Shortest-Path Tree vs Minimum Spanning Tree

  • Both are some spanning tree from a graph G.

  • A minimum spanning tree is more generic the shortest path.

    • A minimum spanning tree prioritizes connecting all the nodes in a graph such that final sum of the collected edges is minimal.

    • A shortest path tree looks at specific vertex, and maximize the a spanning tree such that it minimal to from some starting point to any other vertex in the tree.

    • So the main difference is that a shortest path tree produces a minimal tree relative to a vertex while a minimum spanning tree looks at the bigger picture to produce an overall minimal network.

On Paper:

  1. For best visualization and efficiency:

  2. Start with the distinguished vertex or node.

  3. Follow the procedure, by writing down the relative costs next to the node on paper.

  4. When moving onto the new node, only consider the nodes it connects to and update if need be.

  5. Once you’re finished, every node will have an associated cost.

http://www.cs.princeton.edu/~wayne/kleinberg-tardos/pdf/04DemoDijkstra.pdf

English Algorithm

  1. Start with a distinguished vertex

  2. Cumulatively update the costs of all the nodes connected relatively to the currently active node.

    1. Update the connected node with the new minimum cost.

  3. Augment to the next lowest costing vertex.
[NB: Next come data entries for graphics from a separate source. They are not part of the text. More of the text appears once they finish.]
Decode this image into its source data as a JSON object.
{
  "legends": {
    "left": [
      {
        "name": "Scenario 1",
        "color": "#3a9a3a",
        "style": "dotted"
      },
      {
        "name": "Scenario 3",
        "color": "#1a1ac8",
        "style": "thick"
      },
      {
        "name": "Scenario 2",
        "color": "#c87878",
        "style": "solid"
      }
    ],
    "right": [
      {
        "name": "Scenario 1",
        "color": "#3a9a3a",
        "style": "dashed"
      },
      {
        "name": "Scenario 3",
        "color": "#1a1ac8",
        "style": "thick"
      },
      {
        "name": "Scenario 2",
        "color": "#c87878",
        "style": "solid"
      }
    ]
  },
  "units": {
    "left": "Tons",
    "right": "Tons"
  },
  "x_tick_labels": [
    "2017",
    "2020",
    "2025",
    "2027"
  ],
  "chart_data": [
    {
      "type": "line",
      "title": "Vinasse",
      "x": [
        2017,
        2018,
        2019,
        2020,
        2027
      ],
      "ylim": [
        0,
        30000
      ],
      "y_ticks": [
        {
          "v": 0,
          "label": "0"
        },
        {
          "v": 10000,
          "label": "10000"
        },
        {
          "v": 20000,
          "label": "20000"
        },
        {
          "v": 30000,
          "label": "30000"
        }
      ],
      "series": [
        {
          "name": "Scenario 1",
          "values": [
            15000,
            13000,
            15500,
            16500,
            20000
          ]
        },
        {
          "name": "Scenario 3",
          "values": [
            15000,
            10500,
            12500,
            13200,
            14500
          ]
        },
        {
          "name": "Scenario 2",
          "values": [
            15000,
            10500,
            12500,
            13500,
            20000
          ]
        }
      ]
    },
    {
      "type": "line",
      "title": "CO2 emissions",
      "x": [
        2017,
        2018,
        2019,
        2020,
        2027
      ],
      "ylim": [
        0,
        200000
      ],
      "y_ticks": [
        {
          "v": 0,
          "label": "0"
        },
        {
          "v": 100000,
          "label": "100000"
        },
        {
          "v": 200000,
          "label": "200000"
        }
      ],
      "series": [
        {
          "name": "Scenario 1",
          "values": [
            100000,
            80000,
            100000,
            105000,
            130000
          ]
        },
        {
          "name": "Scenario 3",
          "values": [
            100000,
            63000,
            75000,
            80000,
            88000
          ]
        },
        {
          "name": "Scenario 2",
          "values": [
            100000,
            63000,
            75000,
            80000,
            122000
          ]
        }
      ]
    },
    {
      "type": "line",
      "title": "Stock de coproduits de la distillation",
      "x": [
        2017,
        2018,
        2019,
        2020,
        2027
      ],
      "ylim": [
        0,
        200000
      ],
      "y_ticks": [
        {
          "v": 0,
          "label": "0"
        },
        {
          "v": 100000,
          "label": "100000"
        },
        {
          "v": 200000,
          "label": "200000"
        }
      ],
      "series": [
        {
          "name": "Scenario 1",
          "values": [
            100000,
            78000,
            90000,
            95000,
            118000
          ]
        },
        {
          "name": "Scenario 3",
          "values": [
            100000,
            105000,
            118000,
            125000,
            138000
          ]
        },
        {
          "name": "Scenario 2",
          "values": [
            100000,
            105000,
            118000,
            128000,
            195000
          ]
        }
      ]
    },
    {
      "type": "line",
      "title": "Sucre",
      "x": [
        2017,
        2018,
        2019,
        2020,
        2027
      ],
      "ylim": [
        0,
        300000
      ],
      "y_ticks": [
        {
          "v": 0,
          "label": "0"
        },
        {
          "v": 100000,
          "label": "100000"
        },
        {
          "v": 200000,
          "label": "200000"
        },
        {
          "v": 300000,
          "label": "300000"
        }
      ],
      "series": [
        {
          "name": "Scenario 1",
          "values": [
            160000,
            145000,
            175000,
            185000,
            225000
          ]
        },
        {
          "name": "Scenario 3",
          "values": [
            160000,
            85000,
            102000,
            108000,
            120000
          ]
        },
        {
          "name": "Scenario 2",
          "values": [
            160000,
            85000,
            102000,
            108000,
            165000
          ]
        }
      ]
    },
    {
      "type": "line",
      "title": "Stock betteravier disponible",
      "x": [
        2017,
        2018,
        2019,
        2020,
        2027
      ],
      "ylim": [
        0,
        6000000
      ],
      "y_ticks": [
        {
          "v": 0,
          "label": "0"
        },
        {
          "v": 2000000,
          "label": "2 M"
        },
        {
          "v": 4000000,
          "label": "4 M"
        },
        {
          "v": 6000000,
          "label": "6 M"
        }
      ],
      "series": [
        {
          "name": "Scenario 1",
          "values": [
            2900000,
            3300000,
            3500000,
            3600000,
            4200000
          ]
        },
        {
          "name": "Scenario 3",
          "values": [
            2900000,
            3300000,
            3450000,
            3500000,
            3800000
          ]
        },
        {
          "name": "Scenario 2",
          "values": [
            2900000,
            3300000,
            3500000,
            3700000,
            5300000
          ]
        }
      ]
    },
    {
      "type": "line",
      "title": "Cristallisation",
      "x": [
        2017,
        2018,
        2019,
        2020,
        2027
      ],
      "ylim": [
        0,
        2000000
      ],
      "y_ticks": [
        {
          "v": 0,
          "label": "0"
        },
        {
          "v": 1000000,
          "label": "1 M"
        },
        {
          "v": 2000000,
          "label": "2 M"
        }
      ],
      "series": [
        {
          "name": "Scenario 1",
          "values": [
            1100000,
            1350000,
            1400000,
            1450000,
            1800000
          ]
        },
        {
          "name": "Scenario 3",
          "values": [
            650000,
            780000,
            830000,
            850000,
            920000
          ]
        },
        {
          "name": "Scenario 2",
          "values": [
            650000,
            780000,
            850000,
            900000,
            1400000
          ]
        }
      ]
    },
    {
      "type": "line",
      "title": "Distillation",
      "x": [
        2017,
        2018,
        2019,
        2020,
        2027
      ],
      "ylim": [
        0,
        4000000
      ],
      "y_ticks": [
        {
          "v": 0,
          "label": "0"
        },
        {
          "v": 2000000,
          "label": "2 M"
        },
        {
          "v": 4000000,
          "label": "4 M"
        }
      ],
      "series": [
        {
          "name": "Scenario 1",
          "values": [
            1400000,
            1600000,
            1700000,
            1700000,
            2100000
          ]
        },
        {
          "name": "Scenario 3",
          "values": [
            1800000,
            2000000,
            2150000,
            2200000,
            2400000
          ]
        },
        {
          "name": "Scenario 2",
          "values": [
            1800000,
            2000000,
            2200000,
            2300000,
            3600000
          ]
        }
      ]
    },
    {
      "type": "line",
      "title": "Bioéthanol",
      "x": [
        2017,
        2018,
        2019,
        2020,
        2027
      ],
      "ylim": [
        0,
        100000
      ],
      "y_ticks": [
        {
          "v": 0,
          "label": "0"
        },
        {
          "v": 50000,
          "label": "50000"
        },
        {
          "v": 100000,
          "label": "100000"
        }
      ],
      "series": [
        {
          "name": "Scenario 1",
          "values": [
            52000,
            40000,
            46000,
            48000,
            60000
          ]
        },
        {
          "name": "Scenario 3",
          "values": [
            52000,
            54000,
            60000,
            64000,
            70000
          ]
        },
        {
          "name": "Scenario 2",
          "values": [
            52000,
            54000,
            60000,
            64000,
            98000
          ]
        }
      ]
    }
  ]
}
This is now the current active node 1.

  4. Mark active node as visited. Once all nodes are visited, the algorithm terminates. Otherwise,

  5. See 2.

Less English Algorithm

  • Define a priority queue, that will be used as our main selector for which node to chose. Define its comparitor to sort by cumulative weights of each node passed in.

  • Given a starting vertex s, place all outgoing nodes of s into a priority queue with cumulative weights (starting from 0). Mark s as visited. Mark the remainder as visiting.

  • Select q_cur = q.top() -> which will be the minimum edge. Mark it as visited. Call q.pop() to delete it.

  • For each edge i adjacent to q_cur, that is also not visited:

    • if its weight in the priority queue is greater than the weight defined by the cur_node + edge weight adjacent, then update it the cumulative node in priority queue.

    • If it is a new weight, then add it to the priority queue with the weight = cumulative weight + current edge weight.

  • Continue until q is empty

Psuedo Code

http://www.cs.princeton.edu/~wayne/kleinberg-tardos/pdf/04GreedyAlgorithmsII.pdf

Data-structures and Justification

  • Priority-queue: Cumulative node weights will be continually added into the data structure, as well as removed. We want to be able to maintain and O(logn)O(logn) removal, and insertion.

Limitations

  • Negative edge lengths in a graph can potentially provide a non-optimal solution.